Louis E. Martin (1912 -1997)

Louis E. Martin, ca. 1978
Courtesy Jimmy Carter Library (NA 181236), Fair use image
Louis E. Martin, ca. 1978
Louis E. Martin
Image Ownership: Jimmy Carter Library (NA 181236, Fair Use)

Louis E. Martin was a newspaper editor and political activist, who served as an advisor to three American presidents. He used his political influence to secure key federal appointments for African Americans. He is credited with developing the black support that helped elect John F. Kennedy to the presidency in 1960, and he worked with President Lyndon Johnson to enact the Civil Rights Act of 1964.

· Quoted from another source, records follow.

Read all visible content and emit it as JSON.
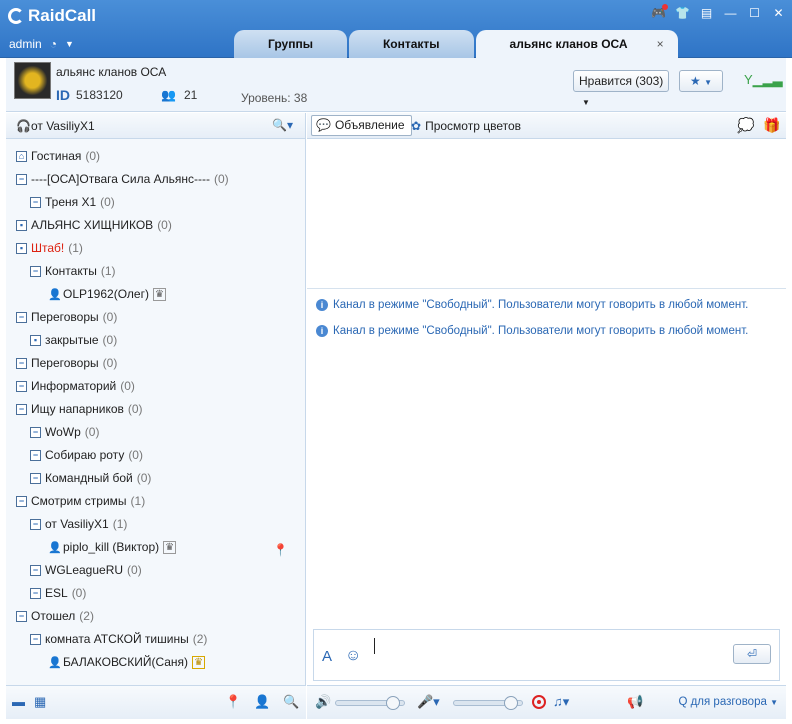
{
  "app": {
    "name": "RaidCall",
    "user": "admin"
  },
  "tabs": [
    {
      "label": "Группы"
    },
    {
      "label": "Контакты"
    },
    {
      "label": "альянс кланов ОСА",
      "close": "×"
    }
  ],
  "channel": {
    "name": "альянс кланов ОСА",
    "id_label": "ID",
    "id": "5183120",
    "members": "21",
    "level": "Уровень: 38",
    "likes": "Нравится (303)"
  },
  "left": {
    "header": "от VasiliyX1",
    "tree": [
      {
        "name": "Гостиная",
        "count": "(0)",
        "icon": "home"
      },
      {
        "name": "----[ОСА]Отвага Сила Альянс----",
        "count": "(0)",
        "icon": "minus"
      },
      {
        "name": "Треня Х1",
        "count": "(0)",
        "icon": "minus"
      },
      {
        "name": "АЛЬЯНС ХИЩНИКОВ",
        "count": "(0)",
        "icon": "lock"
      },
      {
        "name": "Штаб!",
        "count": "(1)",
        "icon": "lock"
      },
      {
        "name": "Контакты",
        "count": "(1)",
        "icon": "minus"
      },
      {
        "name": "OLP1962(Олег)",
        "count": "",
        "icon": "user"
      },
      {
        "name": "Переговоры",
        "count": "(0)",
        "icon": "minus"
      },
      {
        "name": "закрытые",
        "count": "(0)",
        "icon": "lock"
      },
      {
        "name": "Переговоры",
        "count": "(0)",
        "icon": "minus"
      },
      {
        "name": "Информаторий",
        "count": "(0)",
        "icon": "minus"
      },
      {
        "name": "Ищу напарников",
        "count": "(0)",
        "icon": "minus"
      },
      {
        "name": "WoWp",
        "count": "(0)",
        "icon": "minus"
      },
      {
        "name": "Собираю роту",
        "count": "(0)",
        "icon": "minus"
      },
      {
        "name": "Командный бой",
        "count": "(0)",
        "icon": "minus"
      },
      {
        "name": "Смотрим стримы",
        "count": "(1)",
        "icon": "minus"
      },
      {
        "name": "от VasiliyX1",
        "count": "(1)",
        "icon": "minus"
      },
      {
        "name": "piplo_kill (Виктор)",
        "count": "",
        "icon": "user"
      },
      {
        "name": "WGLeagueRU",
        "count": "(0)",
        "icon": "minus"
      },
      {
        "name": "ESL",
        "count": "(0)",
        "icon": "minus"
      },
      {
        "name": "Отошел",
        "count": "(2)",
        "icon": "minus"
      },
      {
        "name": "комната АТСКОЙ тишины",
        "count": "(2)",
        "icon": "minus"
      },
      {
        "name": "БАЛАКОВСКИЙ(Саня)",
        "count": "",
        "icon": "user"
      }
    ]
  },
  "right": {
    "announcement": "Объявление",
    "flowers": "Просмотр цветов",
    "messages": [
      "Канал в режиме \"Свободный\". Пользователи могут говорить в любой момент.",
      "Канал в режиме \"Свободный\". Пользователи могут говорить в любой момент."
    ],
    "speak_mode": "Q для разговора",
    "volume_level": 0.9,
    "mic_level": 0.9
  }
}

Louis Emanuel Martin was born on November 18, 1912, to Cuban-born doctor Louis Martin, Sr. and Willa Martin, an African American. Born in Shelbyville, Tennessee, he was raised in Savannah, Georgia, where he met his future wife, Gertrude Scott. The two were married in 1937.

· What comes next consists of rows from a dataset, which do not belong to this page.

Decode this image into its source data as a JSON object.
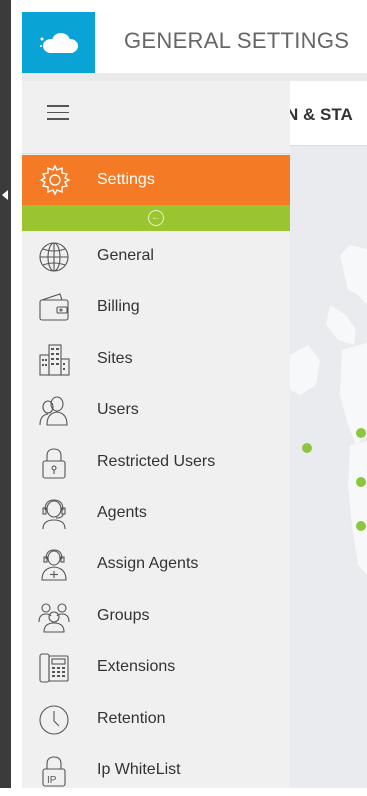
{
  "header": {
    "title": "GENERAL SETTINGS"
  },
  "content": {
    "tab_fragment": "N & STA"
  },
  "sidebar": {
    "active": {
      "label": "Settings",
      "icon": "gear-icon"
    },
    "collapse_icon": "arrow-left-circle-icon",
    "items": [
      {
        "label": "General",
        "icon": "globe-icon"
      },
      {
        "label": "Billing",
        "icon": "wallet-icon"
      },
      {
        "label": "Sites",
        "icon": "building-icon"
      },
      {
        "label": "Users",
        "icon": "users-icon"
      },
      {
        "label": "Restricted Users",
        "icon": "lock-icon"
      },
      {
        "label": "Agents",
        "icon": "headset-agent-icon"
      },
      {
        "label": "Assign Agents",
        "icon": "assign-agent-icon"
      },
      {
        "label": "Groups",
        "icon": "group-icon"
      },
      {
        "label": "Extensions",
        "icon": "phone-extension-icon"
      },
      {
        "label": "Retention",
        "icon": "clock-icon"
      },
      {
        "label": "Ip WhiteList",
        "icon": "ip-lock-icon"
      }
    ]
  },
  "colors": {
    "logo_bg": "#0aa3d5",
    "active_item": "#f47a25",
    "collapse_bar": "#9ac52e",
    "map_dots": "#8cc63f"
  }
}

Martin began his studies at Nashville’s Fisk University and transferred to the University of Michigan, where he earned a B.A. in journalism in 1934. He began his journalistic career as a freelance writer in Havana, Cuba and then signed on with the Chicago Defender. In 1937 he was sent to Detroit to help found The Michigan Chronicle. It was during his eleven-year stint at the Detroit paper that he became an active Democrat, recognizing the benefits the Democratic Party offered in terms of advancing the cause of organized labor and black civil rights. Martin was an advocate for African American movement from the Republican Party to Democratic Party primarily because of the New Deal policies of President Franklin D. Roosevelt.

In 1947, Martin returned to the Defender as editor-in-chief, a post he held until 1959. From 1969 to 1978, Martin served as vice president and editorial director of the Sengstacke Newspaper chain that owned the Defender, The Chronicle and the Pittsburgh Courier, among others. He was the chain’s president from 1976 to 1978 and wrote weekly columns for the Defender from 1987 until his death in 1997.

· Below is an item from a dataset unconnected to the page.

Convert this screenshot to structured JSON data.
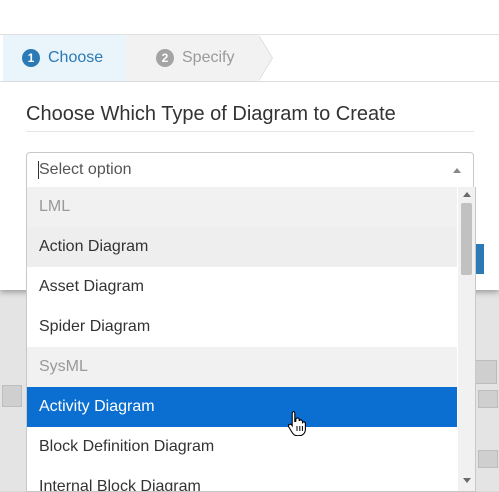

Louis Martin had an equally prolific career in politics in Washington D.C. He was known throughout the capital as the “godfather of black politics,” acting as the unnoticed liaison between African Americans and U.S. presidents from Franklin Roosevelt to Jimmy Carter. He was particularly influential in the appointment of many African Americans to prominent federal positions, including Thurgood Marshall’s appointment to the United States Supreme Court in 1967 and Clifford Alexander as Secretary of the Army in 1977.  Martin was the deputy chairman of the Democratic National Committee–from 1961 to 1969–during the terms of President Kennedy and President Johnson.

Louis Martin served as an aide to three democratic presidents, John F. Kennedy, Lyndon B. Johnson and Jimmy Carter.  In 1960, Martin played an influential role in President Kennedy’s decision to call Coretta Scott King after her husband, Dr. Martin Luther King Jr., was jailed for a violating probation.  Kennedy’s call to Mrs. King was credited as the cause for the large support of African Americans during the election later that year. In 1978, President Carter appointed Martin to be a special presidential assistant specializing in policies that affected minorities and women, a post he held until 1981. He was the assistant vice president of communications at Howard University for six years.

In 1988, Louis Martin suffered a stroke. He recovered and moved to California, where he continued writing for the Chicago Defender for the next ten years. On January 27, 1997 Martin died from pneumonia in Orange, California.  He was 84.